Post edited by ljp1993 on

Replies to: Is starting out in college algebra going to hurt me if I major in finance?

  • jacobyellsburyjacobyellsbury Registered User Posts: 261 Junior Member
    depends what you wanna do with finance. finance phd? you are pretty much screwed as you will need up to linear algebra at a minimum. IB? doubt you need anything past calc 1 but good luck getting a job in that industry
  • terencterenc Registered User Posts: 1,128 Senior Member
    Investment bankers do not use any math beyond that of pre-calc. However, it is an uphill climb for them to hire you because when they look at your resume, they will assume you have weaker quantitative skills. Furthermore, mental math questions are often asked during interviews.
  • taxguytaxguy Registered User Posts: 6,629 Senior Member
    ljp1993, don't worry about starting out with college algebra. Just finish a year of calculcus and you should be fine.
  • ljp1993ljp1993 Registered User Posts: 4 New Member
    Thanks for all your input; I do not have any interest in pursing a PhD. Investment banking is a possibility, however I have a lot more interest in asset management. It looks like College Algebra will only be for a semester at my school (not sure if that's normal), then Pre-Calc the next semester and Calculus after that. Thanks again everyone
  • ljp1993ljp1993 Registered User Posts: 4 New Member
    Just a side note, I only missed placing into pre calculus by one point.
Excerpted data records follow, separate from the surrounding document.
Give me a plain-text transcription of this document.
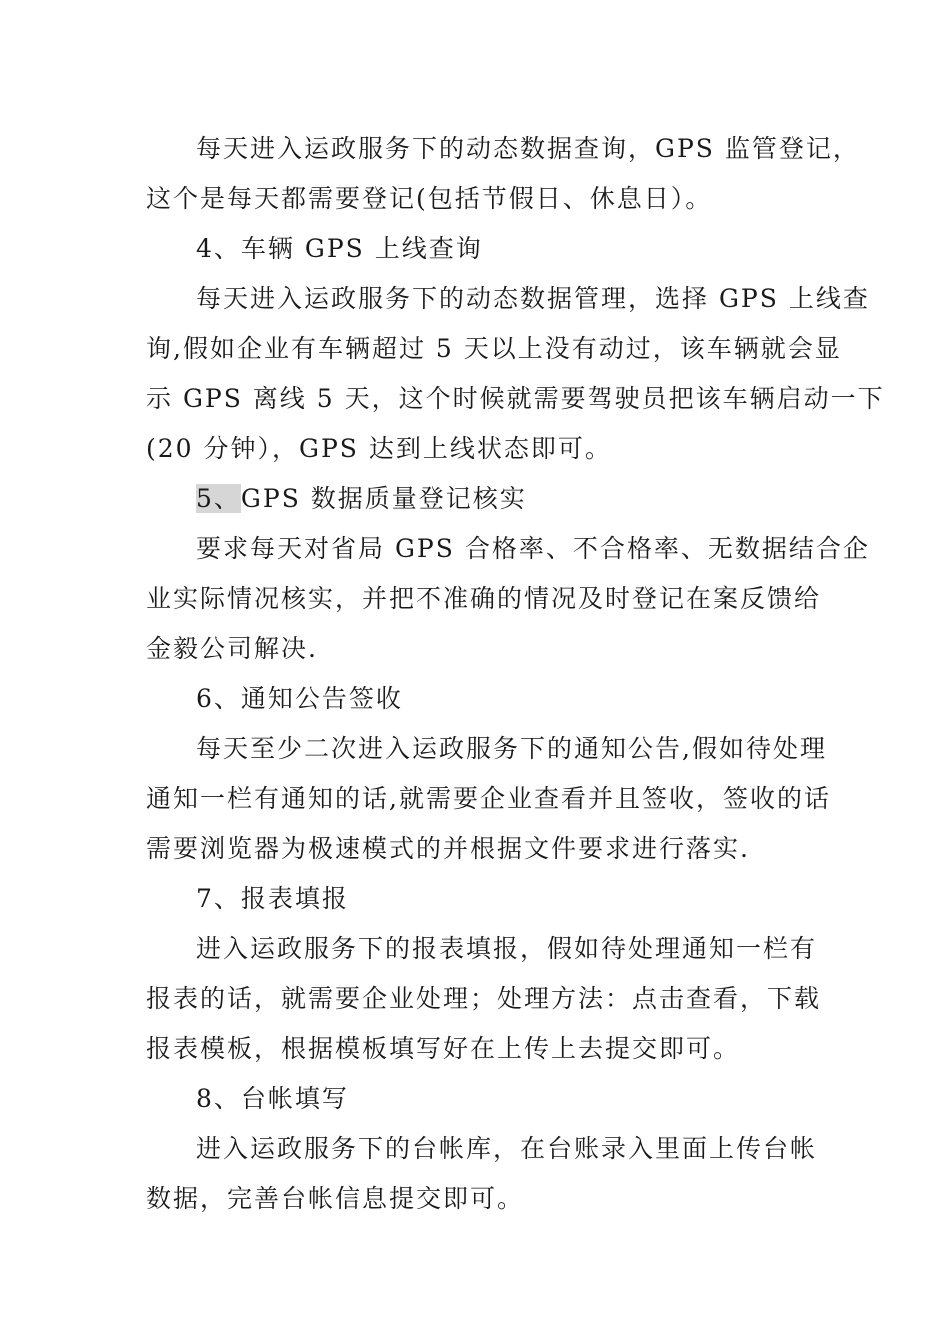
每天进入运政服务下的动态数据查询，GPS 监管登记，
这个是每天都需要登记(包括节假日、休息日）。
4、车辆 GPS 上线查询
每天进入运政服务下的动态数据管理，选择 GPS 上线查
询,假如企业有车辆超过 5 天以上没有动过，该车辆就会显
示 GPS 离线 5 天，这个时候就需要驾驶员把该车辆启动一下
(20 分钟），GPS 达到上线状态即可。
5、GPS 数据质量登记核实
要求每天对省局 GPS 合格率、不合格率、无数据结合企
业实际情况核实，并把不准确的情况及时登记在案反馈给
金毅公司解决.
6、通知公告签收
每天至少二次进入运政服务下的通知公告,假如待处理
通知一栏有通知的话,就需要企业查看并且签收，签收的话
需要浏览器为极速模式的并根据文件要求进行落实.
7、报表填报
进入运政服务下的报表填报，假如待处理通知一栏有
报表的话，就需要企业处理；处理方法：点击查看，下载
报表模板，根据模板填写好在上传上去提交即可。
8、台帐填写
进入运政服务下的台帐库，在台账录入里面上传台帐
数据，完善台帐信息提交即可。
That probably doesn't make a difference in your collective assessments of my situation, but I figured it's worth pointing out.
  • ReallyOldSchoolReallyOldSchool Registered User Posts: 73 Junior Member
    I'm just speculating based on what you have revealed, but testing into pre-calc suggests that you're a student at a CC or a non-flagship public. Based on that alone, you should be realistic about where a degree in finance is likely to take you.

    There are probably a relative handful of exceptional individuals who have ended up in front-office Wall Street jobs having started in similar circumstances, but the odd are very long.
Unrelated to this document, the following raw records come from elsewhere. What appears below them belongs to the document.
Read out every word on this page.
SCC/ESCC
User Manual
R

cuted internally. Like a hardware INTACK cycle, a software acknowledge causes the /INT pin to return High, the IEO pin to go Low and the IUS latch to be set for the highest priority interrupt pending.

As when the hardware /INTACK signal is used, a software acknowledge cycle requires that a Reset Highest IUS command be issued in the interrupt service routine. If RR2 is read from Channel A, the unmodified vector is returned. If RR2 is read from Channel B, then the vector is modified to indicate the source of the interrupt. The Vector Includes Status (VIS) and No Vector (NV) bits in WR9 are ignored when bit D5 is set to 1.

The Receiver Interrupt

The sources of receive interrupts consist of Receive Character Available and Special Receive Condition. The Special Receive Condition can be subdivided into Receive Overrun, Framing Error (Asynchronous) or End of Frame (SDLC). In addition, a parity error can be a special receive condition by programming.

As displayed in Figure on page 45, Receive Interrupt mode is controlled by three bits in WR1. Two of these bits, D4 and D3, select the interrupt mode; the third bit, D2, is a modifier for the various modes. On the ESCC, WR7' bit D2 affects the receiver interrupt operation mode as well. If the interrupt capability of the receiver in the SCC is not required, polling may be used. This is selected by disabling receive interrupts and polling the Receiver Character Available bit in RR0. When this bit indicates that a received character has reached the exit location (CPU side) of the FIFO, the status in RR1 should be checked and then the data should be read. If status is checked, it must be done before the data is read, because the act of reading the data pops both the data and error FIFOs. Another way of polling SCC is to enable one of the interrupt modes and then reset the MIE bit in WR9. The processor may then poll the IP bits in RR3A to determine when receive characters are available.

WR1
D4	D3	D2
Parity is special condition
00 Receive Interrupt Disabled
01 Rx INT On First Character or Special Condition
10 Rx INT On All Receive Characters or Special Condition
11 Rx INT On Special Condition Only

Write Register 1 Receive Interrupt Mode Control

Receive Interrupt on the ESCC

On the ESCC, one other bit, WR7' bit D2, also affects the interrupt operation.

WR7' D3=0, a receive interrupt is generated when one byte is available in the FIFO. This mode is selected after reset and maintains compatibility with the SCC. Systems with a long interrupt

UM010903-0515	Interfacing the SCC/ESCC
    If by "Asset Management" you mean peddling mutual funds at Schwab or Edward Jones, I don't think your level of math achievement is going to matter much. It might not matter much in IB either, but the fact that you're not at Harvard, Wharton etc. will matter a lot.
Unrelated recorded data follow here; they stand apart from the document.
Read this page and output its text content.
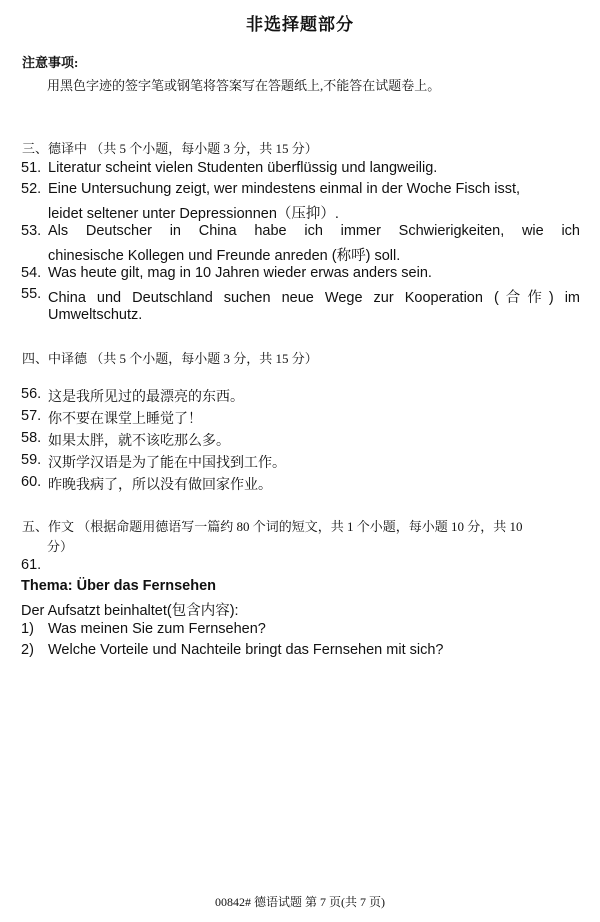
非选择题部分
注意事项:
用黑色字迹的签字笔或钢笔将答案写在答题纸上,不能答在试题卷上。
三、德译中 （共 5 个小题，每小题 3 分，共 15 分）
51. Literatur scheint vielen Studenten überflüssig und langweilig.
52. Eine Untersuchung zeigt, wer mindestens einmal in der Woche Fisch isst,
leidet seltener unter Depressionnen（压抑）.
53. Als Deutscher in China habe ich immer Schwierigkeiten, wie ich
chinesische Kollegen und Freunde anreden (称呼) soll.
54. Was heute gilt, mag in 10 Jahren wieder erwas anders sein.
55. China und Deutschland suchen neue Wege zur Kooperation (合作) im
Umweltschutz.
四、中译德 （共 5 个小题，每小题 3 分，共 15 分）
56. 这是我所见过的最漂亮的东西。
57. 你不要在课堂上睡觉了！
58. 如果太胖，就不该吃那么多。
59. 汉斯学汉语是为了能在中国找到工作。
60. 昨晚我病了，所以没有做回家作业。
五、作文 （根据命题用德语写一篇约 80 个词的短文，共 1 个小题，每小题 10 分，共 10
分）
61.
Thema: Über das Fernsehen
Der Aufsatzt beinhaltet(包含内容):
1) Was meinen Sie zum Fernsehen?
2) Welche Vorteile und Nachteile bringt das Fernsehen mit sich?
00842# 德语试题 第 7 页(共 7 页)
    If it turns out that you have real aptitude and interest in more quantitative finance, there are a lot of mid-tier, back-office, analysis type positions where what you can do matters more than who your parents are and where you went to school.
  • ljp1993ljp1993 Registered User Posts: 4 New Member
    Thanks for your input. I am currently a high school senior who will be beginning college at a four year university this fall. I will be attending Loyola University-Chicago, which while not a flagship, is a pretty good school (It seems to have a very good reputation in Chicago, which is where I want to live and work). I realize no matter how well I do and whatever my internship experiences may be before I graduate, I won't get hired at the JP Morgans of the world- I'd be lucky to land an interview. I figure I will start out at a smaller lesser known firm, work my way up, go to graduate b-school somewhere better than my undergraduate institution and see what happens after that. My eventual goal is to be able use my MBA and past experiences to join a better firm. The area of asset management I am looking to get into is private banking/wealth management so I can build relationships with wealthy clients. Once I've developed my own approach (and obviously have had a successful track record otherwise it would never happen), I want to go out on my own and manage peoples' money independently.